La transformation de la Commission de l’Union africaine (UA) en Autorité doit se faire dans un « consensus global » et dans le « respect le plus stricte » de la souveraineté de chacun des Etats membres, a affirmé samedi à Alger, le ministre des Affaires étrangères, Mourad Medelci. Dans une déclaration à la presse en marge de la célébration par le MAE de la fête de l’indépendance et de la jeunesse, M. Medelci a indiqué que la décision des Etats africains membres de l’UA de transformer la Commission de l’UA en une Autorité « exige de nous que nous puissions intégrer cette décision dans un consensus global et dans le respect le plus stricte de la souveraineté de chacun de nos Etats ».
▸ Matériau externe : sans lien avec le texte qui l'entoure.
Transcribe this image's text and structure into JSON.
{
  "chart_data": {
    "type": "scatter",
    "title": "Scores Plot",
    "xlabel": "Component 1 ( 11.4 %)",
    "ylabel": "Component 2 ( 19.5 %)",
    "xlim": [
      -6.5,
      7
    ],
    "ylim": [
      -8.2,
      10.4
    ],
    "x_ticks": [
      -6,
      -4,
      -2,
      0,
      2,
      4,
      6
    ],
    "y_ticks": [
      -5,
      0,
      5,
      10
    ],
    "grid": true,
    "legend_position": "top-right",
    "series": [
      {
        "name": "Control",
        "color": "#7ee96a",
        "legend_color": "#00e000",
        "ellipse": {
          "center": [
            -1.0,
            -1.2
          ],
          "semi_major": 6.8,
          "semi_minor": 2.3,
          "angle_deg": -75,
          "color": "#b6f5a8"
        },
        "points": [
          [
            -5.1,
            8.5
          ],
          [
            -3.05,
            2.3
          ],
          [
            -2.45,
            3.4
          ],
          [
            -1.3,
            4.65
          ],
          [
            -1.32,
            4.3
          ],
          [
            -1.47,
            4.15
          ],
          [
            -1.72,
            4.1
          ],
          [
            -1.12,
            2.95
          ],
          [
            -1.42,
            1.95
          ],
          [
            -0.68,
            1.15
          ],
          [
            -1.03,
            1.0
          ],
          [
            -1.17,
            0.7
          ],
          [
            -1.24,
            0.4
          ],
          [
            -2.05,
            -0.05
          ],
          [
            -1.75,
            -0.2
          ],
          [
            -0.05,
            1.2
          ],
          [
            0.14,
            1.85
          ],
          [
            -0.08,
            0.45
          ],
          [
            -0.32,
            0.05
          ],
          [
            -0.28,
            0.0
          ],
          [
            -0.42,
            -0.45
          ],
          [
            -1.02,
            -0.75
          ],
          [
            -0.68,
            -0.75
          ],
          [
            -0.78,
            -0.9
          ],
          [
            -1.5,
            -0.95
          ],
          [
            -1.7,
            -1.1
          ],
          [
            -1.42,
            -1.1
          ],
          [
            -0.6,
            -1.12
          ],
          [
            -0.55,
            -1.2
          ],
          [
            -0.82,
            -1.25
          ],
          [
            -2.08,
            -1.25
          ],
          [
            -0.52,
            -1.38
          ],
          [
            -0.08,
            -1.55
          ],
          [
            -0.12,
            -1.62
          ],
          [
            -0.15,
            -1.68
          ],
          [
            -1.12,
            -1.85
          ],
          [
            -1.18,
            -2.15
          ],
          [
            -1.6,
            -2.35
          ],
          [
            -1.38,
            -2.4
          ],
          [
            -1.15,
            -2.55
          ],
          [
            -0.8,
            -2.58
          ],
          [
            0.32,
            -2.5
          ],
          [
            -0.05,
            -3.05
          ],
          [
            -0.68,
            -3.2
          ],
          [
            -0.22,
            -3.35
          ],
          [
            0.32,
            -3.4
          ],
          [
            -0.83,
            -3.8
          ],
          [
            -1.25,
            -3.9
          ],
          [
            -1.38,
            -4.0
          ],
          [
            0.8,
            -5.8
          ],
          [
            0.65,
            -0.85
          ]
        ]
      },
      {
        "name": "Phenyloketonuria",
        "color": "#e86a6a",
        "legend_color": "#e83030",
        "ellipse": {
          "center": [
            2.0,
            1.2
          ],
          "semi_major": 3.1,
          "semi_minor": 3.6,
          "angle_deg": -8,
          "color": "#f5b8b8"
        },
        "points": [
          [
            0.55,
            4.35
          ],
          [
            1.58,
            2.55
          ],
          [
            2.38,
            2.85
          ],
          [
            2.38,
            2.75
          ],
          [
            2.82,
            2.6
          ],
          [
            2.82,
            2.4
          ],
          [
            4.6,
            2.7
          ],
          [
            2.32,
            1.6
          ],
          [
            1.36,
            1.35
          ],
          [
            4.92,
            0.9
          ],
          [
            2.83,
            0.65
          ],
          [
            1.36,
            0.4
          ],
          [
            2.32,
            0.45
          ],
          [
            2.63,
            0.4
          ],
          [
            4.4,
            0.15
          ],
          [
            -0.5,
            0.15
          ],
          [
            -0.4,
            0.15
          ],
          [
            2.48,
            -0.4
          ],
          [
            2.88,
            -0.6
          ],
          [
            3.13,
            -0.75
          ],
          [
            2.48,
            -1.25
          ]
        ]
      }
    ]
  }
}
« La volonté d’aller vers une intégration plus forte s’est imposée », a précisé le ministre relevant que « les conditions dans laquelle cette intégration doit s’inscrire dans les faits exigent de nous pas seulement de la volonté mais de la perspicacité car c’est une décision d’une grande portée politique pour l’ensemble du continent », a-t-il estimé.
Le ministre, qui avait pris part à la 15e session du conseil exécutif de l’Union africaine de Syrte (Libye), a souligné que « chaque pays s’est exprimé clairement sur la question de la souveraineté nationale », ajoutant que « nous ne souhaitons pas que la souveraineté d’aucun pays soit remise en cause ». « L’intégration permettra d’améliorer la coordination » entre les pays membres de l’UA, a encore expliqué le ministre qui a relevé que « ceci est extrêmement important » et que ce qui a été enregistré à Tripoli « constitue une avancée par rapport à la décision de principe prise à Addis-Abeba en février 2009 et qui transforme la commission en Autorité ».
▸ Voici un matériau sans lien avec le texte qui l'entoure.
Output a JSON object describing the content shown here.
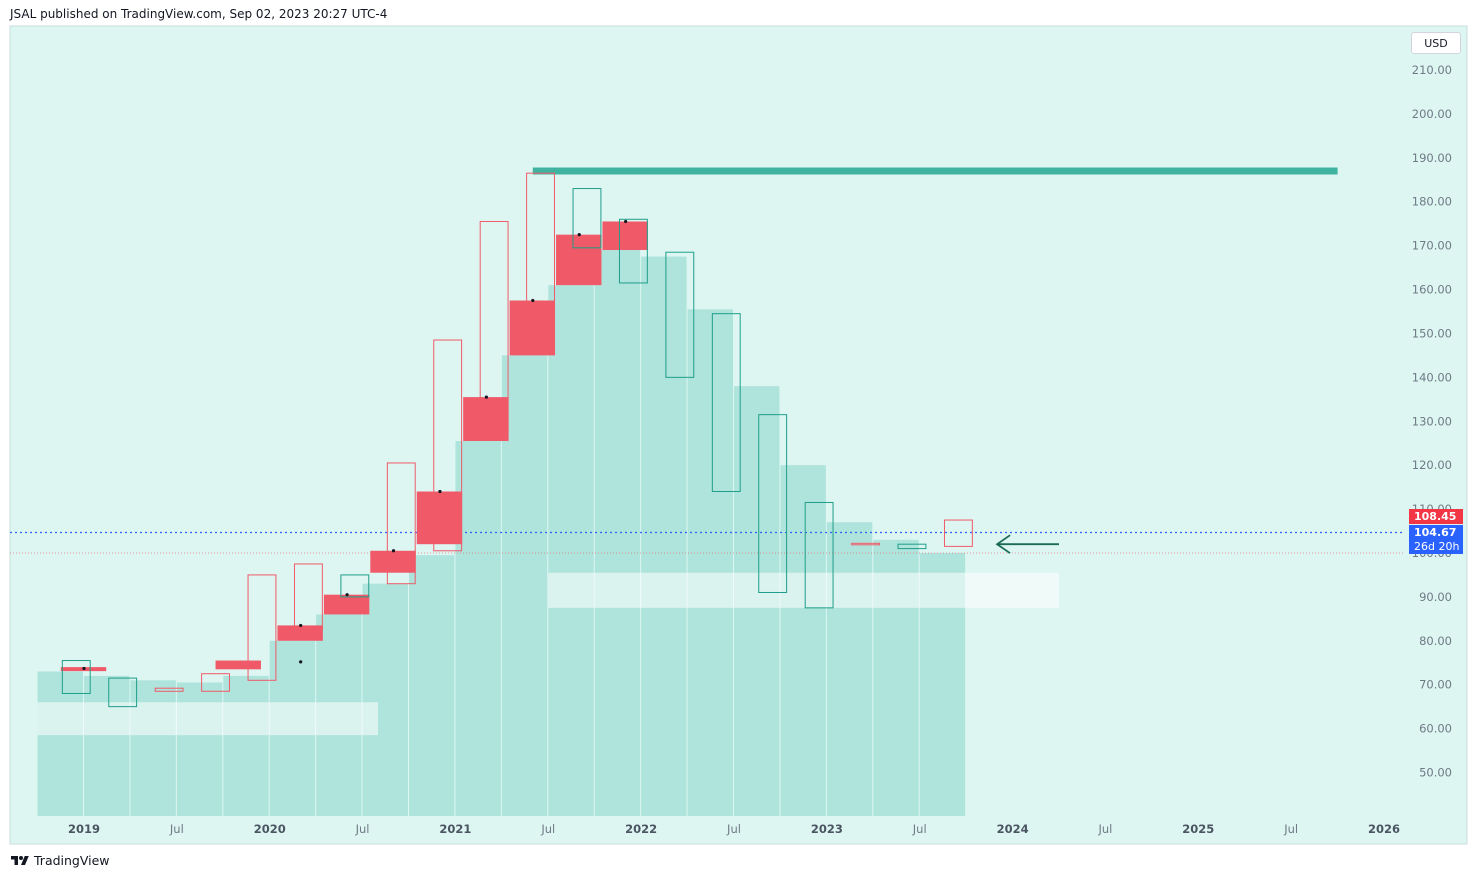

Il a, dans ce contexte, indiqué qu’à Syrte « un contenu plus précis » a été donné à l’organisation de l’Autorité avec, en particulier, un président de l’Autorité et dix secrétariats, dont chacun prendra en charge « des volets importants pour relever des défis non moins importants dans l’espace continental ». Il s’agit, a-t-il expliqué, de défis politiques, sécuritaires, économiques et sociaux, mais aussi écologiques et environnementaux ».
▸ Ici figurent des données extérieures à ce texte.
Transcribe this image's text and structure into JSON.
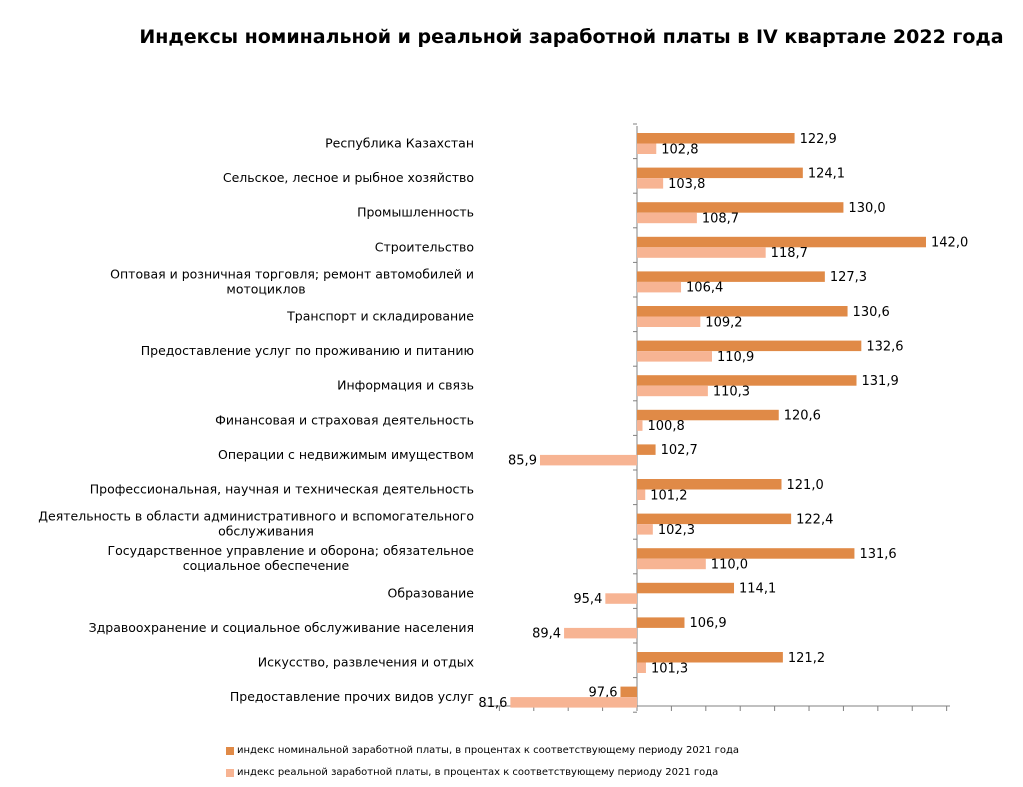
{
  "colors": {
    "nominal": "#E08A47",
    "real": "#F7B493",
    "axis": "#808080"
  },
  "chart_data": {
    "type": "bar",
    "orientation": "horizontal",
    "title": "Индексы номинальной и реальной заработной платы в IV квартале 2022 года",
    "baseline": 100,
    "xlim": [
      60,
      145
    ],
    "grid": false,
    "legend_position": "bottom",
    "categories": [
      "Республика Казахстан",
      "Сельское, лесное и рыбное хозяйство",
      "Промышленность",
      "Строительство",
      "Оптовая и розничная торговля; ремонт автомобилей и мотоциклов",
      "Транспорт и складирование",
      "Предоставление услуг по проживанию и питанию",
      "Информация и связь",
      "Финансовая и страховая деятельность",
      "Операции с недвижимым имуществом",
      "Профессиональная, научная и техническая деятельность",
      "Деятельность в области административного и вспомогательного обслуживания",
      "Государственное управление и оборона; обязательное социальное обеспечение",
      "Образование",
      "Здравоохранение и социальное обслуживание населения",
      "Искусство, развлечения и отдых",
      "Предоставление прочих видов услуг"
    ],
    "category_lines": [
      [
        "Республика Казахстан"
      ],
      [
        "Сельское, лесное и рыбное хозяйство"
      ],
      [
        "Промышленность"
      ],
      [
        "Строительство"
      ],
      [
        "Оптовая и розничная торговля; ремонт автомобилей и",
        "мотоциклов"
      ],
      [
        "Транспорт и складирование"
      ],
      [
        "Предоставление услуг по проживанию и питанию"
      ],
      [
        "Информация и связь"
      ],
      [
        "Финансовая и страховая деятельность"
      ],
      [
        "Операции с недвижимым имуществом"
      ],
      [
        "Профессиональная, научная и техническая деятельность"
      ],
      [
        "Деятельность в области административного и вспомогательного",
        "обслуживания"
      ],
      [
        "Государственное управление и оборона; обязательное",
        "социальное обеспечение"
      ],
      [
        "Образование"
      ],
      [
        "Здравоохранение и социальное обслуживание населения"
      ],
      [
        "Искусство, развлечения и отдых"
      ],
      [
        "Предоставление прочих видов услуг"
      ]
    ],
    "series": [
      {
        "key": "nominal",
        "name": "индекс номинальной заработной платы, в процентах к соответствующему периоду 2021 года",
        "values": [
          122.9,
          124.1,
          130.0,
          142.0,
          127.3,
          130.6,
          132.6,
          131.9,
          120.6,
          102.7,
          121.0,
          122.4,
          131.6,
          114.1,
          106.9,
          121.2,
          97.6
        ]
      },
      {
        "key": "real",
        "name": "индекс реальной заработной платы, в процентах к соответствующему периоду 2021 года",
        "values": [
          102.8,
          103.8,
          108.7,
          118.7,
          106.4,
          109.2,
          110.9,
          110.3,
          100.8,
          85.9,
          101.2,
          102.3,
          110.0,
          95.4,
          89.4,
          101.3,
          81.6
        ]
      }
    ],
    "data_labels": {
      "nominal": [
        "122,9",
        "124,1",
        "130,0",
        "142,0",
        "127,3",
        "130,6",
        "132,6",
        "131,9",
        "120,6",
        "102,7",
        "121,0",
        "122,4",
        "131,6",
        "114,1",
        "106,9",
        "121,2",
        "97,6"
      ],
      "real": [
        "102,8",
        "103,8",
        "108,7",
        "118,7",
        "106,4",
        "109,2",
        "110,9",
        "110,3",
        "100,8",
        "85,9",
        "101,2",
        "102,3",
        "110,0",
        "95,4",
        "89,4",
        "101,3",
        "81,6"
      ]
    }
  }
}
Selon M. Medelci, cette nouvelle organisation « implique une modification de l’acte constitutif de création de l’UA » et, dans les prochaines semaines, les pays membres de l’UA « auront la possibilité de travailler sur la base d’un document qui, une fois approuvé, permettra à chacun des pays de se mettre à la ratification s’il le souhaite ». « Cette modification de l’acte constitutif va être une occasion d’un débat le plus large possible, un débat qui ne manquera pas de remettre à l’ordre du jour les facteurs de solidarité entre les pays africains, notamment dans leur lutte pour l’accès à l’indépendance », a relevé le ministre.
Dans ce contexte, il a saisi l’opportunité de la célébration de la fête de l’indépendance et de la jeunesse pour rappeler que « notre propre indépendance et notre lutte de libération nationale a inspiré celle de nombre de pays africains ». Le ministre a aussi relevé que cette solidarité est « au cœur de la démarche » de l’intégration.
Par ailleurs, M. Medelci a insisté sur l’importance de « veiller à ce que la nouvelle organisation soit efficace et qu’elle se donne les moyens de cette efficacité », ajoutant que c’est « à la fois, la détermination et la progressivité dans la mise en œuvre qui permettront d’avancer ». « Nous pouvons aujourd’hui être optimiste lorsqu’on songe à la situation qui était la nôtre il y a plusieurs années et on peut estimer que la voix de l’Afrique, à l’intérieur et à l’extérieur, est une voix plus cohérente, plus homogène, plus claire », a affirmé le ministre.
M. Medelci a cité en exemple de cette cohérence et cette homogénéité, le programme de l’Afrique qu’il a qualifié d’ »extrêmement ambitieux » et qui est devenu, grâce au NEPAD, un programme « connu dans le monde entier ». Il a aussi estimé que c’est sur la base de ce programme que le processus d’intégration « devrait également se faire ». « Il faut attendre que la commission « digère » un peu les débats pour que nous puissions, dans les prochaines semaines, aboutir à dossier commun à l’ensemble des pays africains leur permettant d’engager, chacun comme il le souhaite, et en fonction des règles constitutionnelles qui sont les siennes, le processus de ratification qui peut demander quelques mois », a conclu le ministre.